Syrien: GfbV warnt vor Verharmlosung der Islamisten

Nach dem Sturz von Baschar al-Assad versprachen die neuen Machthaber Stabilität und Ruhe für Syrien. Doch Menschenrechtler:innen warnen vor dem Aufbau eines islamistischen Regimes.

HTS mordet und plündert

Die Gesellschaft für bedrohte Völker (GfbV) warnt vor einer Verharmlosung der neuen Machthaber in Syrien. Es gebe zunehmende Hinweise, dass diese ein islamistisches Regime errichten wollten, sagte der GfbV-Nahostreferent Kamal Sido am Dienstag in Göttingen. Deutsche Politikerinnen und Politiker stünden in der Verantwortung, sich ein umfassendes Bild zu machen, mahnte er.

Vor allem Angehörige von Minderheiten würden in Syrien durch die Übergangsregierung verfolgt und schikaniert, sagte Sido: „In Telefonaten mit Menschen in Damaskus erlebe ich immer wieder, dass sie Angst haben, sich kritisch über die islamistischen Machthaber zu äußern.“ Außerhalb von Damaskus sei die Lage oftmals noch angespannter.

HTS-Miliz mordet und plündert

Es häuften sich die Hinweise darauf, dass der Anführer der islamistischen HTS-Miliz, Ahmed al-Scharaa alias Abu Muhammad al-Dschaulani, der sich kürzlich zum Übergangspräsidenten Syriens erklärt hatte, seine Versprechen einer moderaten Regierungsführung nicht halte. „Vor allem in Gebieten wie in der Provinz Homs morden, entführen und plündern die HTS-Mitglieder“, warnte Sido. „Davon sind vor allem die dort lebenden Angehörigen der alawitischen Minderheit und christlicher Gemeinschaften betroffen.“

Berüchtigter Kriegsverbrecher nun Kommandeur in Hama

In der angrenzenden Provinz Hama, die ismaelitisch und christlich geprägt ist, hat al-Scharaa den Kriegsverbrecher Mohammad Hussein al-Jasim (alias Abu Amsha) zum Kommandeur der 25. Division ernannt. Er führte zuletzt die berüchtigte Miliz Sultan-Murad-Brigade an, die für zahlreiche Verbrechen wie Mord, Vergewaltigung, Entführung, Raub und Plünderung vor allem in der besetzten kurdischen Efrîn-Region und anderen Gebieten Nordsyriens verantwortlich ist und auch im Angriffskrieg gegen das armenische Berg-Karabach eingesetzt wurde. Sido warnt eindringlich davor, dass die von Minderheiten bewohnten Ortschaften Hamas unter al-Jasim ähnlich wie Efrîn verwüstet und die Bevölkerung durch Plünderungen und Raubzüge in die Flucht getrieben wird.
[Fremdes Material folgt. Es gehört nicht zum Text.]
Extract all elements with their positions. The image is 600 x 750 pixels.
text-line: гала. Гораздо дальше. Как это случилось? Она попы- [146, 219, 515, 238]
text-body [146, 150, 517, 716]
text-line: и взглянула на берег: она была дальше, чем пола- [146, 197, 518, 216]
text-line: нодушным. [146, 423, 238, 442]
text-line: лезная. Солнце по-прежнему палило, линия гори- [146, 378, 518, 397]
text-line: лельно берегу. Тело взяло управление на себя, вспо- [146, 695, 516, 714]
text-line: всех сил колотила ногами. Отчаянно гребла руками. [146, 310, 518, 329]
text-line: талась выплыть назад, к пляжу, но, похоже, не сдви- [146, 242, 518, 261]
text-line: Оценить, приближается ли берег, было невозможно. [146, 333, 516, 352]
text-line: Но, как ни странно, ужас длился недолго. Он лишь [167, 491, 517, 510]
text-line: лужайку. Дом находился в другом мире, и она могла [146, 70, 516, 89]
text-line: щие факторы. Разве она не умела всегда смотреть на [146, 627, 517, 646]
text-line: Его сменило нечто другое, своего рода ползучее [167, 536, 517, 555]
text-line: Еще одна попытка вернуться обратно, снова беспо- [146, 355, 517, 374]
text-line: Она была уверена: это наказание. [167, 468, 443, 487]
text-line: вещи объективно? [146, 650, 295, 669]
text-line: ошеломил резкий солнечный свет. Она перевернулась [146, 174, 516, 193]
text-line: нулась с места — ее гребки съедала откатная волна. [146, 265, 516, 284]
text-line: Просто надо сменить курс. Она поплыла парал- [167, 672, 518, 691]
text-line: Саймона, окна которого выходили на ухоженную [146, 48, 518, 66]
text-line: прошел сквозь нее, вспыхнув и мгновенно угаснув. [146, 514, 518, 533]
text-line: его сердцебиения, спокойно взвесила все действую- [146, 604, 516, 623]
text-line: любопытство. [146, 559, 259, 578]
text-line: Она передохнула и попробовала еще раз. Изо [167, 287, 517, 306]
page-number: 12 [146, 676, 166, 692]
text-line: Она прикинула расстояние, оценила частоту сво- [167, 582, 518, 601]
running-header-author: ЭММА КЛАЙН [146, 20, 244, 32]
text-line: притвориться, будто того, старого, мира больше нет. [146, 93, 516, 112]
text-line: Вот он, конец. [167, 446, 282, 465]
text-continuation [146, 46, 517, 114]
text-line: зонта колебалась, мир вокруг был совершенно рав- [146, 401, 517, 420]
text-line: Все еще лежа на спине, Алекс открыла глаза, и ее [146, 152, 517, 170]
Völkerrechtswidrige Angriffe benennen

„In Nordsyrien sind viele Gebiete weiterhin von der Türkei besetzt oder werden von der Türkei und von ihr finanzierten islamistischen Milizen angegriffen“, ergänzte Sido. „Wenn es um die Lage dort geht, müssten Politiker:innen und Journalist:innen deutlich benennen, dass diese Angriffe völkerrechtswidrig sind und dass die Türkei dort den ‚Islamischen Staat‘ (IS) und andere islamistische Gruppen stärkt, die nicht nur für Massenmorde an Minderheiten in der Region verantwortlich sind, sondern auch unsere Sicherheit in Deutschland gefährden“, sagte Sido.

Nach Assad-Regime nun islamistische Diktatur?

Eine Dschihadistenkoalition unter der Führung von Hayat Tahrir al-Sham (HTS) hatte Anfang Dezember das Regime des Präsidenten Baschar al-Assad gestürzt und den Völkern Syriens einen Neuanfang versprochen. Der Krieg in dem Land hatte 2011 mit einem Volksaufstand gegen Assad begonnen.  Mehr als eine halbe Million Menschen haben nach Schätzungen der Vereinten Nationen ihr Leben in dem Krieg verloren, rund 14 Millionen Syrerinnen und Syrer mussten ihre Heimat verlassen.